Défis sécuritaire et sanitaire : BF1 met la femme au centre de la recherche de solutions

En marge de la commémoration de la Journée internationale des droits des femmes, la direction régionale de l’Ouest de la télévision BF1 a initié une formation au profit de la gent féminine, le 12 mars 2022, à Bobo-Dioulasso. L’activité était placée sous le thème : « défis sécuritaire et sanitaire : quelle contribution de la femme leader ?»
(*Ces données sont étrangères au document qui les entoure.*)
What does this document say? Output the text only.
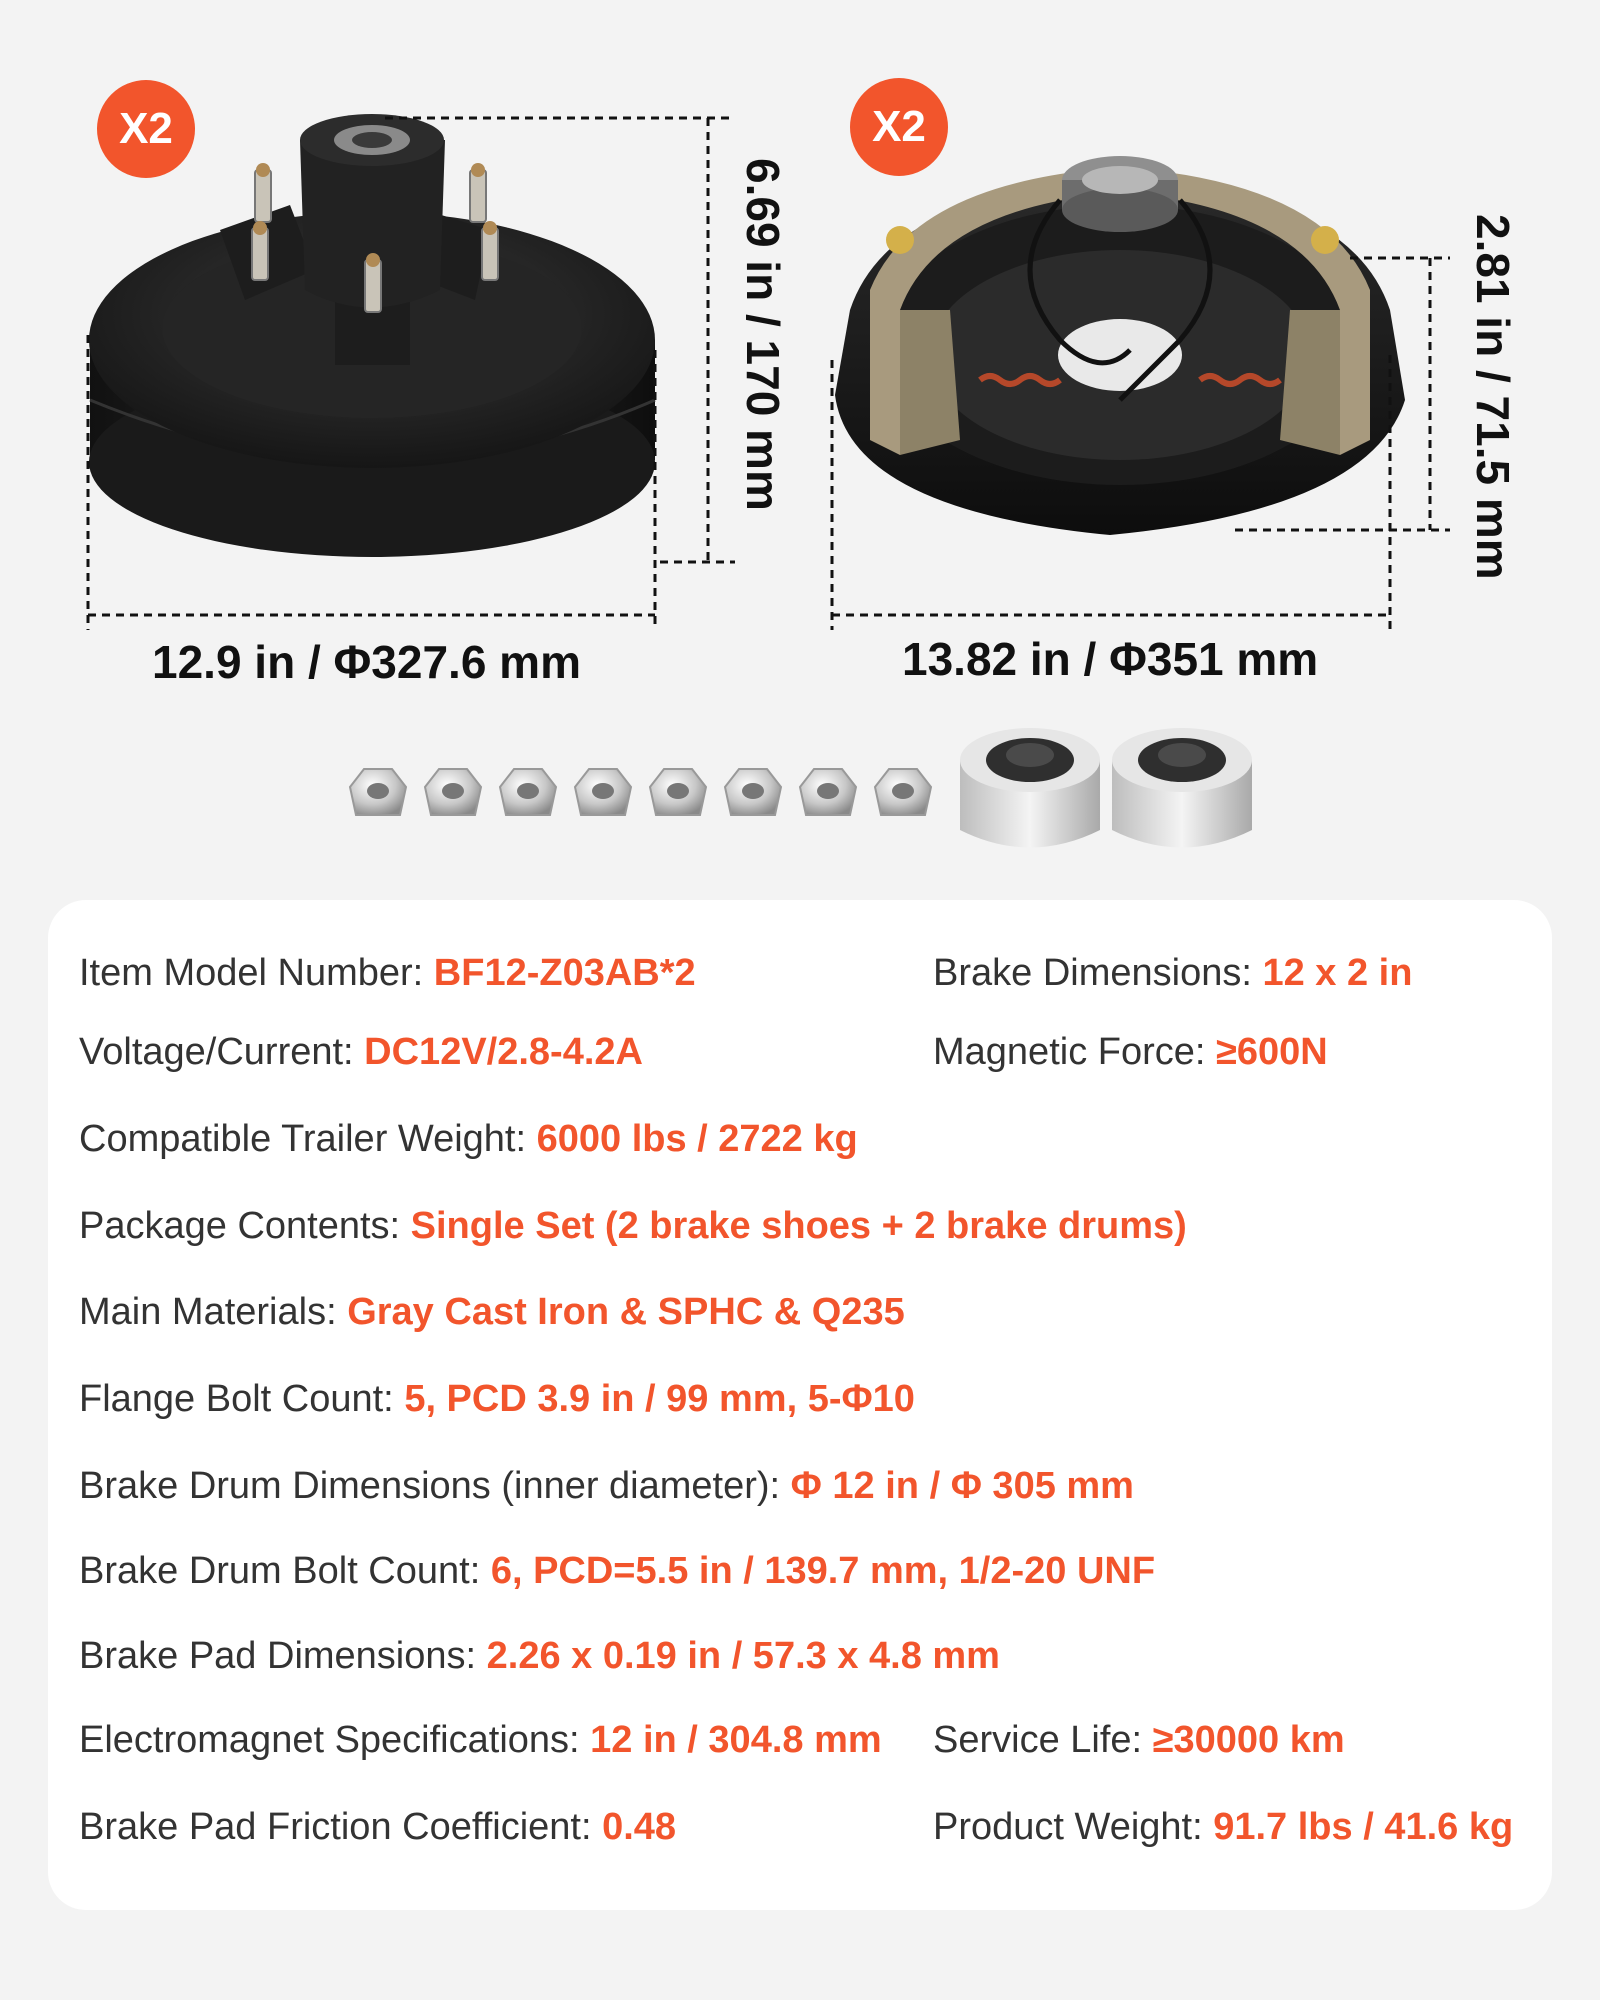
X2	X2
12.9 in / Φ327.6 mm
6.69 in / 170 mm
13.82 in / Φ351 mm
2.81 in / 71.5 mm
Item Model Number: BF12-Z03AB*2	Brake Dimensions: 12 x 2 in
Voltage/Current: DC12V/2.8-4.2A	Magnetic Force: ≥600N
Compatible Trailer Weight: 6000 lbs / 2722 kg
Package Contents: Single Set (2 brake shoes + 2 brake drums)
Main Materials: Gray Cast Iron & SPHC & Q235
Flange Bolt Count: 5, PCD 3.9 in / 99 mm, 5-Φ10
Brake Drum Dimensions (inner diameter): Φ 12 in / Φ 305 mm
Brake Drum Bolt Count: 6, PCD=5.5 in / 139.7 mm, 1/2-20 UNF
Brake Pad Dimensions: 2.26 x 0.19 in / 57.3 x 4.8 mm
Electromagnet Specifications: 12 in / 304.8 mm Service Life: ≥30000 km
Brake Pad Friction Coefficient: 0.48	Product Weight: 91.7 lbs / 41.6 kg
Cette initiative vise à soutenir la couche féminine dans la prévention de certaines maladies et à faire d’elles des ambassadrices de la paix auprès de leur communauté. Comme l’a souligné la directrice régionale de BF1, Michèle Diawara/Voudri, il est important pour les femmes de pouvoir se prendre en charge, de pouvoir prévenir certaines maladies. Une femme en bonne santé est plus disposée à pouvoir prendre soin de sa famille. Les thèmes abordés sont essentiellement focalisés sur la santé et la sécurité.

Côté santé, il s’est agi d’entretenir les participantes sur la prévention du cancer du col de l’utérus et du sein. Elles ont appris à s’auto palper par exemple, pour pouvoir détecter un éventuel cancer du sein. Elles ont discuté de ce sujet avec Honorine Soma, sage-femme d’Etat et la présidente régionale de l’association burkinabé des sages-femmes et maïeuticiens. A l’entendre, il est bien pour la femme d’être à l’écoute de son corps pour anticiper et prévenir ces maladies.

Concernant le deuxième sujet, la sécurité, le capitaine Albert Sandwidi, commandant de la compagnie de gendarmerie de Bobo-Dioulasso, nous dit que les femmes ne sont pas toujours à l’origine des conflits. « Mais dans la majeure partie du temps, les femmes sont celles qui souffrent le plus des conflits et de l’insécurité. Il est inimaginable qu’une solution puisse être trouvée à ce problème si la femme n’est pas placée au centre de la recherche des solutions», Soutient le capitaine Sandwidi.  Dans la famille, la femme peut jouer un rôle très important, insiste-t-il. Comme dans l’éducation des enfants pour détecter tout ce qui peut conduire à la radicalisation.